Ti Martin Offers Advice to Culinary Entrepreneurs During James Beard Foundation Workshop
NEW ORLEANS — During a candid interview for the May issue of Biz magazine, cover star Ti Martin revealed how she’s furthering the work of her mother — the late Ella Brennan, who revolutionized the city’s dining scene — while taking on new challenges. Martin also discussed her experience as a female entrepreneur in the competitive hospitality industry, at one point noting that her “whole life is one big collaboration,” partially because she’s a woman.
“I like to surround myself with the best people I can and get input from everywhere I can. That’s one of the first things you teach a young cook,” said Martin, the board chair and co-founder of the New Orleans Culinary and Hospitality Institute (NOCHI), and the co-founder of Picnic Provisions & Whiskey in Uptown. Perpetually busy, Martin helps run Commander’s Palace family of restaurants. But she still finds time to support and mentor aspiring chefs.
Last week, in fact, Martin spoke with a group of women hoping to one day own and run a business in the hospitality industry.
Her speech was part of Owning It, a James Beard Foundation program designed to introduce emerging leaders in hospitality-related fields to the best practices for planning and launching a business.
The James Beard Foundation’s mission is to nurture and honor the people making America’s food culture more diverse and sustainable for everyone. Mia Devillier, Kristin Essig, Kelly Fields, and other notables from the New Orleans culinary world spoke during the illuminating event, which took place at NOCHI.
“What the James Beard Foundation is trying to do parallels what we’re trying to do in the New Orleans entrepreneur community,” said Martin. “We’re trying to help that very first level entrepreneur get to the next level, and then help people who are at the next level really grow and expand.”
Owning It workshops have also taken place in Chicago, Illinois and Phoenix, Arizona. Sacramento, California is the next stop.
“(James Beard Foundation) is here with a focus on women and trying to get women into ownership, hence the name of their event,” she added. “I am just wildly grateful for New Orleans being one of the cities that they’re focused on.”
During Owning It, Martin recalled the groundbreaking careers of Leah Chase, Ruth Fertel, and Ella Brennan, and she encouraged women to follow in their footsteps, despite the challenges they may face along the way.

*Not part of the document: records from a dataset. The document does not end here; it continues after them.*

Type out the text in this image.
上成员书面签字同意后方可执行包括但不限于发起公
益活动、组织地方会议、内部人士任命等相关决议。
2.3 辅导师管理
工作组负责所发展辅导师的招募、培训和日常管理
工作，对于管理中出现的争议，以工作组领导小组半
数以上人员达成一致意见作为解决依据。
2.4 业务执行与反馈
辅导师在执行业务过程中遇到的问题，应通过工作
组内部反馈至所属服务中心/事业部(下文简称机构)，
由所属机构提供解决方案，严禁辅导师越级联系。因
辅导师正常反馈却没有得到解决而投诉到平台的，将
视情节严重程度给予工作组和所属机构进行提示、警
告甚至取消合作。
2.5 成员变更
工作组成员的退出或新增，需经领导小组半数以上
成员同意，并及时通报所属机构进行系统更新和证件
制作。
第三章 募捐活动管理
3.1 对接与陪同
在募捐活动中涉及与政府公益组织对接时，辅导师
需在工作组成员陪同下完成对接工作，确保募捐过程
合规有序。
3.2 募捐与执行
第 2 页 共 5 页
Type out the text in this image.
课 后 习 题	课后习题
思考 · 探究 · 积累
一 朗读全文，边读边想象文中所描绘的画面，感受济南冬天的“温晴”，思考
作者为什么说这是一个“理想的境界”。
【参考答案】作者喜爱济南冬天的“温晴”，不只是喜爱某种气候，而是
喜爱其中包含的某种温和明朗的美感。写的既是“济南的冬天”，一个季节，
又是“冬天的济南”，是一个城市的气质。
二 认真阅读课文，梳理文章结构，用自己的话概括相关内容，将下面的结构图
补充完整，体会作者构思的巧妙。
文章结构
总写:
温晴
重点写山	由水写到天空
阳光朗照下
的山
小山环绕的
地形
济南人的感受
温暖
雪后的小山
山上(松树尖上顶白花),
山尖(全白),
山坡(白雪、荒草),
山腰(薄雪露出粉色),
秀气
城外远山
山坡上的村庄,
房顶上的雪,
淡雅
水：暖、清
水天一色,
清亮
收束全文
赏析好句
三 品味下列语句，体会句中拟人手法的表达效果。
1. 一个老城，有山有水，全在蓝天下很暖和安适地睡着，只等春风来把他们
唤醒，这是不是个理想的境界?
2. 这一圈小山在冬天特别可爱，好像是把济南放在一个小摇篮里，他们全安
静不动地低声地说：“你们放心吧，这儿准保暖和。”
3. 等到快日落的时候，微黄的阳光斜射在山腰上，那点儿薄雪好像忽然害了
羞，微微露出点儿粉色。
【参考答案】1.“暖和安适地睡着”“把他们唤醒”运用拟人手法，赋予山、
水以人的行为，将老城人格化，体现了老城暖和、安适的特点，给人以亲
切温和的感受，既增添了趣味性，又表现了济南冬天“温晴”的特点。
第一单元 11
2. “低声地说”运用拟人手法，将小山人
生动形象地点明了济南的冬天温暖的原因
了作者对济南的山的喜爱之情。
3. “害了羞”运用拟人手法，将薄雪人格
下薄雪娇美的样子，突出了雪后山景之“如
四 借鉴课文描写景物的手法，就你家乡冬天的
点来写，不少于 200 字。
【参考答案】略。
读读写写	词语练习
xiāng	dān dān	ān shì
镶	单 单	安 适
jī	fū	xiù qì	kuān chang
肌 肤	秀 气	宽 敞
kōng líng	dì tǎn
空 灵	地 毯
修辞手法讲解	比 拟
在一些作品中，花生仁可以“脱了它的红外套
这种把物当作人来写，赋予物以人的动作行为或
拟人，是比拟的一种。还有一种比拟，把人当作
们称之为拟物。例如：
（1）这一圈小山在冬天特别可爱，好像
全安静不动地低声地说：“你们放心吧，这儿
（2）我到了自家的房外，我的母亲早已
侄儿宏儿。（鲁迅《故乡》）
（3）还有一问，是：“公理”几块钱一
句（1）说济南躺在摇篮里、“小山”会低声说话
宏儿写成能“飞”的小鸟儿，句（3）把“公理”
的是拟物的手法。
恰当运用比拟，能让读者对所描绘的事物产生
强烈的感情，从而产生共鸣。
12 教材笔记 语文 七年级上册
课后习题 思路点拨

“In my particular position, I never gave it a damn thought,” Martin admits. “I was surrounded by strong women going out and doing their thing and that’s what we did. My mother and her sisters and brothers opened businesses, and then we came and did the same thing. However, I’m quite aware that there are issues with that. But you just go forth.”
Martin and her colleagues also discussed strategies for funding a business, the pros and cons of working with a business partner or an investor, and other logistical concerns faced by startups.
“These young people are right in the thick of needing to understand all that, and there’s not really a good roadmap,” said Martin.
“I heard one young lady saying she wanted to do this, but she didn’t want to have to put a personal guarantee on her business loan. And I thought to myself, ‘Well then, you’re not an entrepreneur.’,” said Martin. “If you’re not willing to bet on you, why should the bank, or the investors, or anybody else bet on you? When you bet on you, you’re betting. I have had everything I own on the line many times. That is something that a lot of people aren’t willing to do.”
Several program participants spoke about their desire to help one another succeed, which Martin found relatable. After all, she is close friends with chef Susan Spicer, and she acknowledges that the two have confided in one another throughout their respective careers.
“Developing a network is very important,” she said.
During the event, Martin acknowledged that “entrepreneurship is no walk in the park,” and it’s simply not for everyone.
“They better face that sooner rather than later,” she said, adding that the women who do move forward should take calculated risks and find support from programs like Owning It.
“It’s okay to want to succeed in multiple ways: personally, professionally, and career-wise,” said Martin. “And when you do that, then you can turn around and help a lot of people, including people in your city and your industry. That’s been my personal mission in life.”